Leo Baeck Day School to close northern campus

The Leo Baeck Day School's northern campus in York Region.

The Leo Baeck Day School is closing its northern campus at the end of the 2018-19 school year. It’s the latest in a string of Jewish day schools to leave Toronto’s northern suburbs.

The school’s board announced it would close its campus on the Joseph & Wolf Lebovic Jewish Community Campus in York Region, where it moved two years ago, and consolidate students in its southern campus.

“Today is an incredibly sad day for Leo Baeck, as well as the entire Jewish community, which is losing another Jewish day school in York Region,” said Lisa Dack, president of the school’s board of directors, in a statement announcing the closure. “For eight years, we have tried to find a way to reverse the trend of declining enrolment. Unfortunately, despite our best efforts, we find ourselves with no option but to close the campus.”

Currently, the northern campus has 14 preschool students and 146 elementary students, while the southern branch, in Toronto’s Cedarvale neighbourhood, has 110 preschool students and 392 elementary students.

The school had an operating deficit in “the hundreds of thousands” of dollars last year and is estimating a similar deficit this year, according to its website.

Two years ago, Leo Baeck sold its building on Atkinson Avenue in Thornhill and moved farther north onto the Lebovic campus, intending to share a building with the TanenbaumCHAT high school there. Leo Baeck spent about $500,000 renovating the space for its students. However, before it moved in, TanenbaumCHAT closed the campus and moved its students to its southern campus.

READ: THINKING OUTSIDE THE BOX ON EDUCATION

“We moved with the best evidence that we had two years ago,” Dack said in an interview with The CJN. “There was no evidence we would have been successful in the old location, either.”

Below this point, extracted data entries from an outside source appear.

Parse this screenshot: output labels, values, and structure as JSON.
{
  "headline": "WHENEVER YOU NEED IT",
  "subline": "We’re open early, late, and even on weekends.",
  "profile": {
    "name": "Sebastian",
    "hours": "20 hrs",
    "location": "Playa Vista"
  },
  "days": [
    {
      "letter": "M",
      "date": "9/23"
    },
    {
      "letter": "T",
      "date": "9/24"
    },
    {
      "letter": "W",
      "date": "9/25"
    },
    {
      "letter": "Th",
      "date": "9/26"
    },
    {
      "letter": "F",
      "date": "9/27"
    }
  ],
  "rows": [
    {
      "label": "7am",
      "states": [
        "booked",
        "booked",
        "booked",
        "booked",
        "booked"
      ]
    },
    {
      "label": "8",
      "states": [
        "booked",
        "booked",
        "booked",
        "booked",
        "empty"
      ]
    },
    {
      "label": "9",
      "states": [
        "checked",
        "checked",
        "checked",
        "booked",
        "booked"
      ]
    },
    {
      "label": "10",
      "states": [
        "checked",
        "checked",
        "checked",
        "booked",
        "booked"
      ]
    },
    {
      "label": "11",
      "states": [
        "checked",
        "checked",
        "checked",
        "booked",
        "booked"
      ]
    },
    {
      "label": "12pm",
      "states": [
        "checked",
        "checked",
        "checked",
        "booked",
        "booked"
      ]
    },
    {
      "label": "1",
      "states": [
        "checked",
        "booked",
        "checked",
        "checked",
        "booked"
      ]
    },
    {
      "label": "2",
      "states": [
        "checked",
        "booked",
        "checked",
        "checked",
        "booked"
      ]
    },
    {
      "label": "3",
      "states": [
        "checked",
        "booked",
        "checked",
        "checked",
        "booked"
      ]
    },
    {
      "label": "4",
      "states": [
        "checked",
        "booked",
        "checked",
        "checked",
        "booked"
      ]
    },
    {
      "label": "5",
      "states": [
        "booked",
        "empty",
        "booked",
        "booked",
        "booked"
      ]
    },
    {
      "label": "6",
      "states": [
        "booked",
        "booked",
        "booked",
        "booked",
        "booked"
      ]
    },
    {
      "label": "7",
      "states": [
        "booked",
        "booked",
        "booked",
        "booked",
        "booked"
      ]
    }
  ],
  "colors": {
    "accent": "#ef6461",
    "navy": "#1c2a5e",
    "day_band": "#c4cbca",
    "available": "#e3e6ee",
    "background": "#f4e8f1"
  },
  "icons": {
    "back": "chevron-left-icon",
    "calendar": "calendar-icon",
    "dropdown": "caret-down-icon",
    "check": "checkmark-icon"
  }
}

The school’s efforts to boost enrolment included not only moving closer to where the majority of its northern Jewish families lived, but also offering subsidizing busing, capping tuition for middle-income families and extending its hours.

“The administration and the board of directors put everything they had into this. We know the problem we had is bigger than our school, but it doesn’t make it any less terrible for our school,” Dacks said.

The declining enrolment meant that the school could not continue to offer single grade classes with a good balance of boys and girls.

“We were at the point where this extended beyond finances. The majority of grades don’t have enough children to maintain a healthy learning environment. Money doesn’t fix that,” Dack said.

Next year, Bialik Hebrew Day School, which has 280 students enrolled in its northern branch on the Lebovic campus, will be the only non-Orthodox day school north of Toronto’s city limits. The school announced last week that is opening a third Grade 1 class in the next school year, due to increased demand.

VICTOR BJÖRKUND PHOTO

TanenbaumCHAT and Associated Hebrew Day Schools have also closed their northern campuses in the last two years.

Eitz Chaim Schools, an Orthodox school, announced earlier this year that it will be consolidating from three campuses to two. In 2012, Robbins Hebrew Academy closed its campus on Bayview Avenue, moving students further south.

“It’s part of a pattern that’s hit Thornhill hard for all sorts of reasons, the pre-eminent one is the cost of tuition,” said Mordechai Ben-Dat, one of the founders of the advocacy group Grassroots for Affordable Jewish Education.

“The excellence of the schools has to be drawn to people’s attention.… If tuition were completely affordable, parents would be likely to try it.”

The high cost of housing and the good reputation of the region’s public schools, two of which offer Hebrew-language options, have also been credited as factors in the precipitous drop in enrolment in the area’s day schools.

Leo Baeck has said it will offer free busing to students from the northern campus next year.

Today is an incredibly sad day for Leo Baeck.
– Lisa Dack

The school is also discussing the lease of the building with TanenbaumCHAT and the Jewish Federation of Greater Toronto.

Mandie Orvitz, president of the parents’ association at the north campus and a member of the board, said that while news of a school closing always comes as a surprise, “everyone has seen the writing on the wall.”

Her family lives in North York and she said that her children will be moving to the southern campus.

Many families are still considering their options, but a number of them have asked for tours of the southern campus and are speaking to parents who have children enrolled there.

Still, she said, the news was “heart-breaking.… This is a community, it’s not just a school.”